I agree with Schmoker on the point that an effective curriculum is one that is demystified and comprehensible to teachers because this allows it to be converted into effective lessons. The keys to achieve this, no matter what curriculum is being implemented, are effective training/delivery of new curricula and fidelity in implementation. It is important when new curricula are introduced that district and school level personnel participate in adequate training to understand the scope, sequence, and conceptual design of the standards as well as relevant language that identifies the depth at which various areas of the content must be delivered. Once district and school personnel are trained, the curricula have to be implemented with fidelity, based on what is known about the intents and purposes of their design. While this is no magic bullet, especially in the initial implementation year of any curriculum, it ensures a smooth implementation and it helps to ensure that teaching and learning will be consistent with the aims of the curriculum. With a smooth implementation year in place, it is easier from the perspective of data that has been generated and staff buy-in to go back and make adjustments as the district plans forward.

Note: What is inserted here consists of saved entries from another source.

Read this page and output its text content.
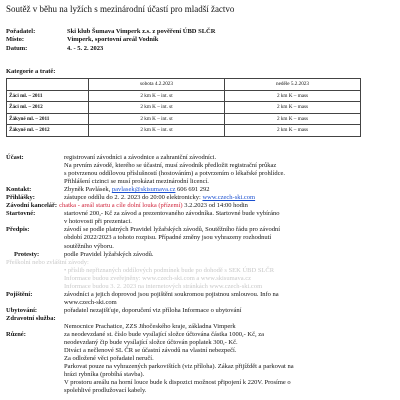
Soutěž v běhu na lyžích s mezinárodní účastí pro mladší žactvo
Pořadatel:	Ski klub Šumava Vimperk z.s. z pověření ÚBD SLČR
Místo:	Vimperk, sportovní areál Vodník
Datum:	4. - 5. 2. 2023
Kategorie a tratě:
	sobota 4.2.2023	neděle 5.2.2023
Žáci ml. – 2011	2 km K – int. st	2 km K – mass
Žáci ml. – 2012	2 km K – int. st	2 km K – mass
Žákyně ml. – 2011	2 km K – int. st	2 km K – mass
Žákyně ml. – 2012	2 km K – int. st	2 km K – mass
Účast:	registrovaní závodníci a závodnice a zahraniční závodníci.
Na prvním závodě, kterého se účastní, musí závodník předložit registrační průkaz
s potvrzenou oddílovou příslušností (hostováním) a potvrzením o lékařské prohlídce.
Přihlášení cizinci se musí prokázat mezinárodní licencí.
Kontakt:	Zbyněk Pavlásek, pavlasek@skisumava.cz 606 691 292
Přihlášky:	zástupce oddílu do 2. 2. 2023 do 20:00 elektronicky: www.czech-ski.com
Závodní kancelář: chatka - areál startu a cíle dolní louka (přízemí) 3.2.2023 od 14:00 hodin
Startovné:	startovné 200,- Kč za závod a prezentovaného závodníka. Startovné bude vybíráno
v hotovosti při prezentaci.
Předpis:	závodí se podle platných Pravidel lyžařských závodů, Soutěžního řádu pro závodní
období 2022/2023 a tohoto rozpisu. Případné změny jsou vyhrazeny rozhodnutí
soutěžního výboru.
Protesty:	podle Pravidel lyžařských závodů.
Přeškolní nebo zvláštní závody:
• příslib nepřiznaných oddílových podmínek bude po dohodě s SEK ÚBD SLČR
Informace budou zveřejněny: www.czech-ski.com a www.skisumava.cz
Informace budou 3. 2. 2023 na internetových stránkách www.czech-ski.com
Pojištění:	závodníci a jejich doprovod jsou pojištěni soukromou pojistnou smlouvou. Info na
www.czech-ski.com
Ubytování:	pořadatel nezajišťuje, doporučení viz příloha Informace o ubytování
Zdravotní služba:
Nemocnice Prachatice, ZZS Jihočeského kraje, základna Vimperk
Různé:	za neodevzdané st. číslo bude vysílající složce účtována částka 1000,- Kč, za
neodevzdaný čip bude vysílající složce účtován poplatek 300,- Kč.
Diváci a nečlenové SL ČR se účastní závodů na vlastní nebezpečí.
Za odložené věci pořadatel neručí.
Parkovat pouze na vyhrazených parkovištích (viz příloha). Zákaz přijíždět a parkovat na
hrázi rybníka (probíhá stavba).
V prostoru areálu na horní louce bude k dispozici možnost připojení k 220V. Prosíme o
spolehlivé prodlužovací kabely.
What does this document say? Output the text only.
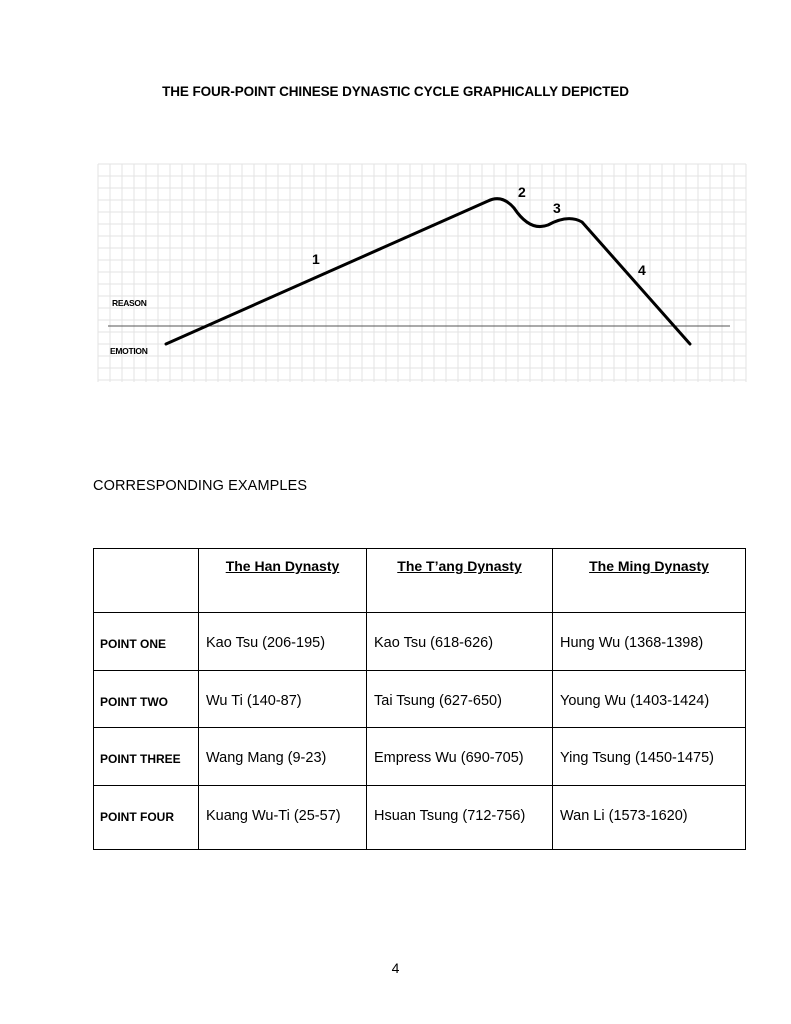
THE FOUR-POINT CHINESE DYNASTIC CYCLE GRAPHICALLY DEPICTED
REASON
EMOTION
1
2
3
4
CORRESPONDING EXAMPLES
	The Han Dynasty	The T’ang Dynasty	The Ming Dynasty
POINT ONE	Kao Tsu (206-195)	Kao Tsu (618-626)	Hung Wu (1368-1398)
POINT TWO	Wu Ti (140-87)	Tai Tsung (627-650)	Young Wu (1403-1424)
POINT THREE	Wang Mang (9-23)	Empress Wu (690-705)	Ying Tsung (1450-1475)
POINT FOUR	Kuang Wu-Ti (25-57)	Hsuan Tsung (712-756)	Wan Li (1573-1620)
4
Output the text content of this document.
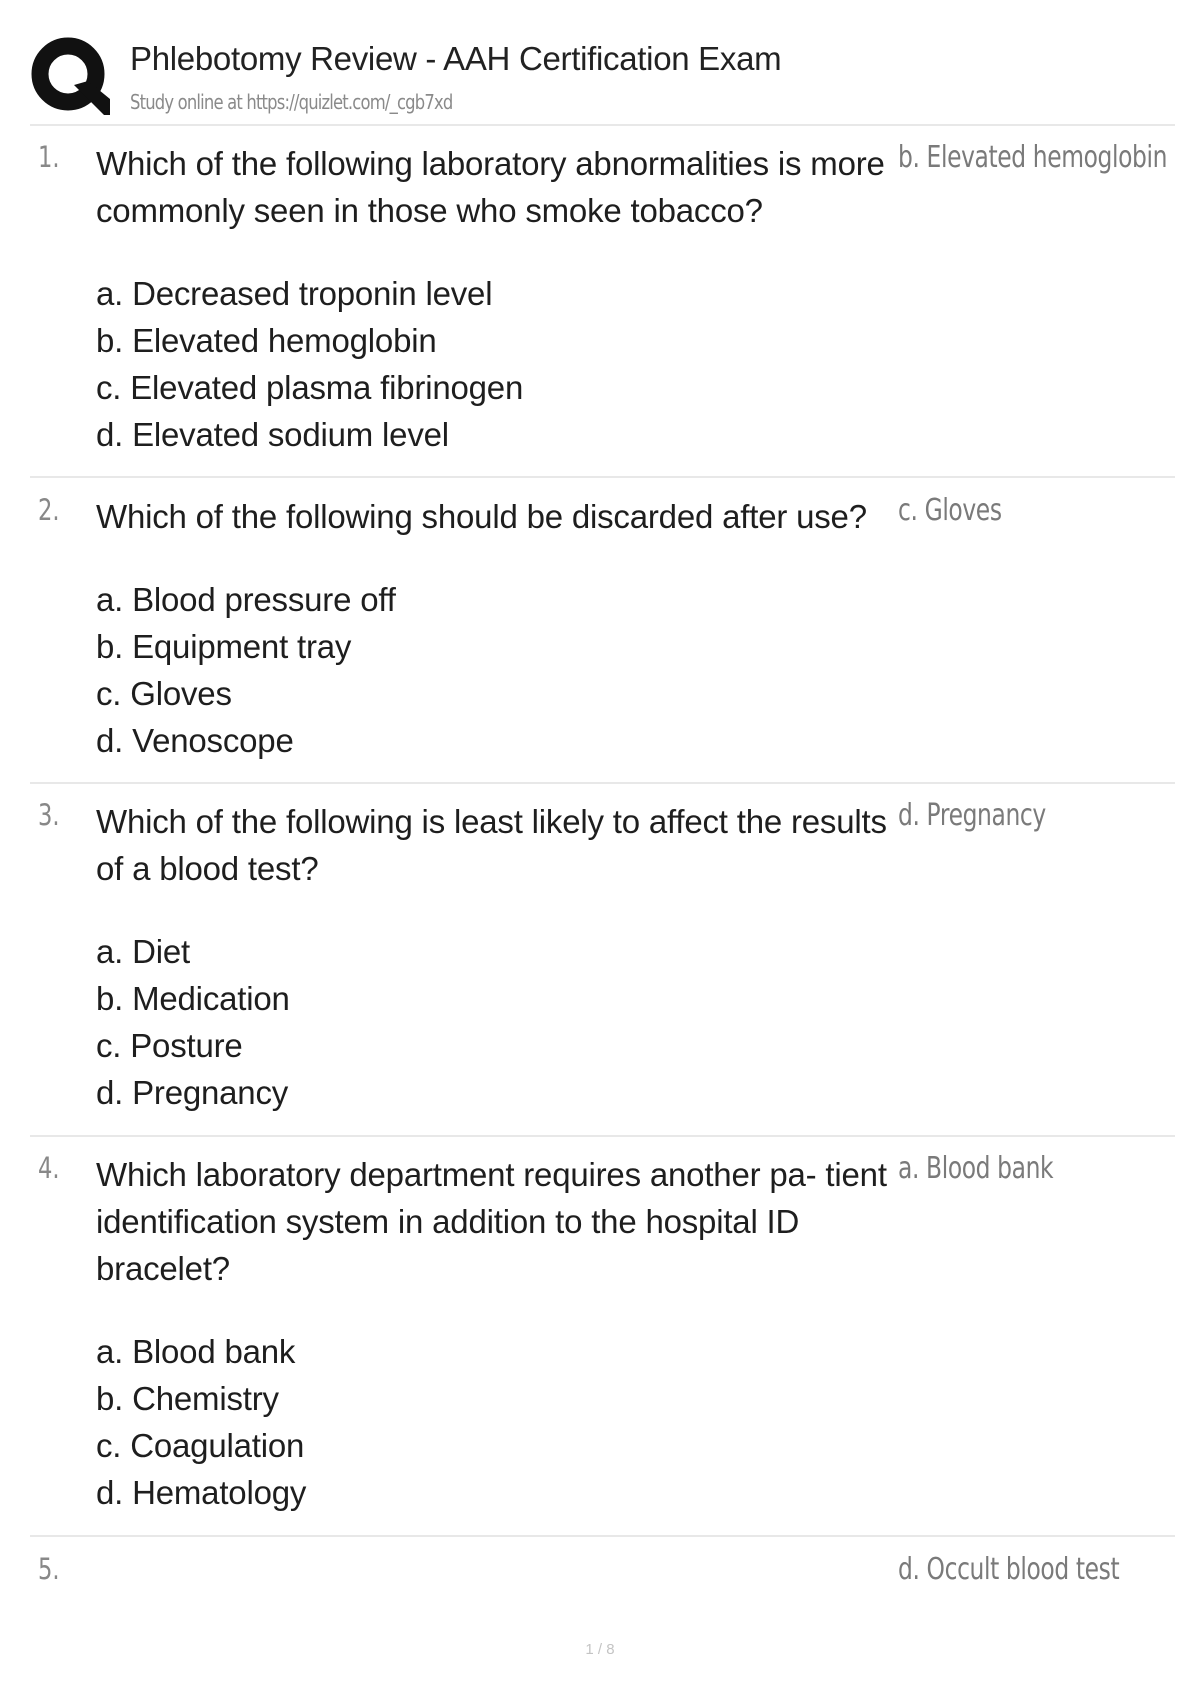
Phlebotomy Review - AAH Certification Exam
Study online at https://quizlet.com/_cgb7xd
1. Which of the following laboratory abnormalities is more commonly seen in those who smoke tobacco?
b. Elevated hemoglobin
a. Decreased troponin level
b. Elevated hemoglobin
c. Elevated plasma fibrinogen
d. Elevated sodium level
2. Which of the following should be discarded after use?	c. Gloves
a. Blood pressure off
b. Equipment tray
c. Gloves
d. Venoscope
3. Which of the following is least likely to affect the results of a blood test?
d. Pregnancy
a. Diet
b. Medication
c. Posture
d. Pregnancy
4. Which laboratory department requires another pa- tient identification system in addition to the hospital ID bracelet?
a. Blood bank
a. Blood bank
b. Chemistry
c. Coagulation
d. Hematology
5.	d. Occult blood test
1 / 8
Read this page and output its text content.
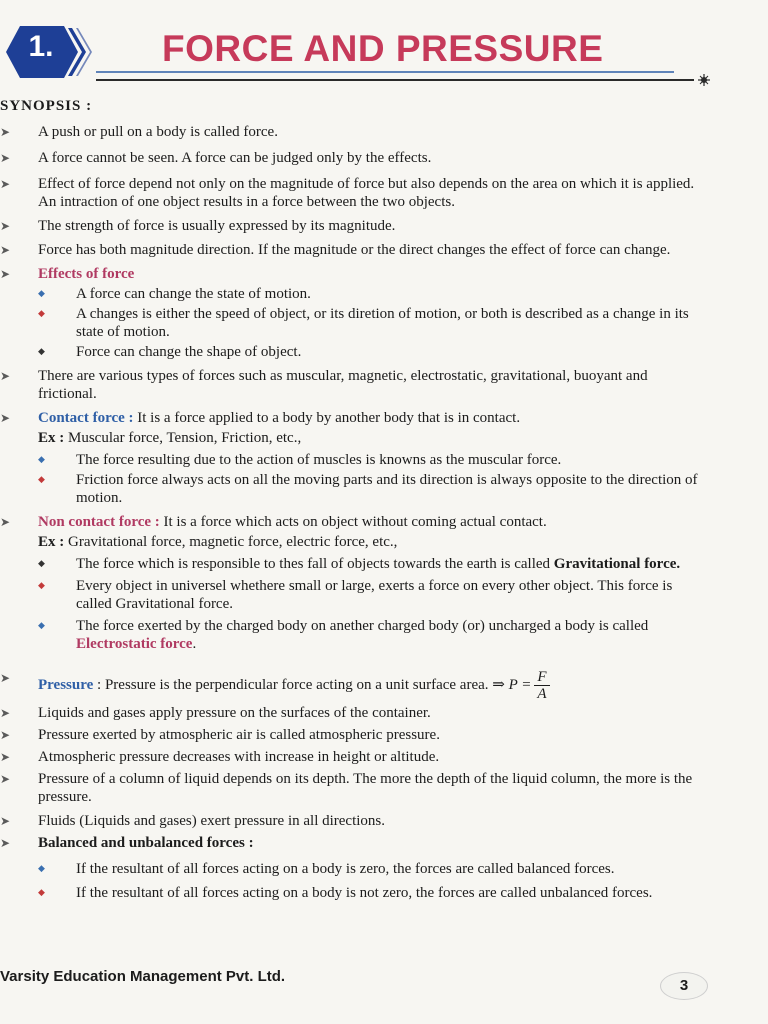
1.	FORCE AND PRESSURE
SYNOPSIS :
➤	A push or pull on a body is called force.
➤	A force cannot be seen. A force can be judged only by the effects.
➤	Effect of force depend not only on the magnitude of force but also depends on the area on which it is applied. An intraction of one object results in a force between the two objects.
➤	The strength of force is usually expressed by its magnitude.
➤	Force has both magnitude direction. If the magnitude or the direct changes the effect of force can change.
➤	Effects of force
◆	A force can change the state of motion.
◆	A changes is either the speed of object, or its diretion of motion, or both is described as a change in its state of motion.
◆	Force can change the shape of object.
➤	There are various types of forces such as muscular, magnetic, electrostatic, gravitational, buoyant and frictional.
➤	Contact force : It is a force applied to a body by another body that is in contact.
Ex : Muscular force, Tension, Friction, etc.,
◆	The force resulting due to the action of muscles is knowns as the muscular force.
◆	Friction force always acts on all the moving parts and its direction is always opposite to the direction of motion.
➤	Non contact force : It is a force which acts on object without coming actual contact.
Ex : Gravitational force, magnetic force, electric force, etc.,
◆	The force which is responsible to thes fall of objects towards the earth is called Gravitational force.
◆	Every object in universel whethere small or large, exerts a force on every other object. This force is called Gravitational force.
◆	The force exerted by the charged body on anether charged body (or) uncharged a body is called Electrostatic force.
➤	Pressure : Pressure is the perpendicular force acting on a unit surface area. ⇒ $P = \frac{F}{A}$
➤	Liquids and gases apply pressure on the surfaces of the container.
➤	Pressure exerted by atmospheric air is called atmospheric pressure.
➤	Atmospheric pressure decreases with increase in height or altitude.
➤	Pressure of a column of liquid depends on its depth. The more the depth of the liquid column, the more is the pressure.
➤	Fluids (Liquids and gases) exert pressure in all directions.
➤	Balanced and unbalanced forces :
◆	If the resultant of all forces acting on a body is zero, the forces are called balanced forces.
◆	If the resultant of all forces acting on a body is not zero, the forces are called unbalanced forces.
Varsity Education Management Pvt. Ltd.
3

Finally, Schmoker identifies poorly designed teacher evaluation systems as the third factor that leads to ineffective school reform. Schomoker states that “ . . . the most popular teacher-evaluation templates and rubrics bury or entirely ignore the most critical elements of good instruction.” In the current era of increased accountability in education, many teacher evaluation systems use standards to address teaching practice in the areas of curriculum implementation/professional knowledge, instruction, assessment, communication, and professionalism. These standards are often defined by rubrics with language that identify discrete levels of teacher performance. A number of these also include some component that accounts for student achievement in determining the teacher’s final rating.
Of the many teacher evaluation models, of the type described here, that I have reviewed, most evidence significant thought and understanding of practice in their design. The key in their effectiveness is the quality of their implementation. Here again, just like the training and consistency of practice that is needed for the implementation of a new curriculum, the same is true for new teacher evaluation models. To be truly effective these models must rightly recognize the strong practice that many educators demonstrate each day while providing points for reflection and the impetus for support of continued professional growth in areas where an individual teacher may not be as strong.
To close, school improvement is not complicated to the point of ineptitude. It is simply an evolutionary practice that necessarily grows and changes as the needs of our society grow and change. As a result, we must have teachers and school leaders who understand the landscape and are adaptable to its inherent change. Also, well designed systems for organizing and delivering content and assessing student and teacher performance must be implemented with fidelity. This work cannot cease, because the outcomes are critically important. Instead, educators of all philosophical bents must work together to clearly define “What is worth knowing” and how to package, deliver, and monitor its dissemination and implementation. I am confident, that exemplary educators throughout the United States are able to achieve this task.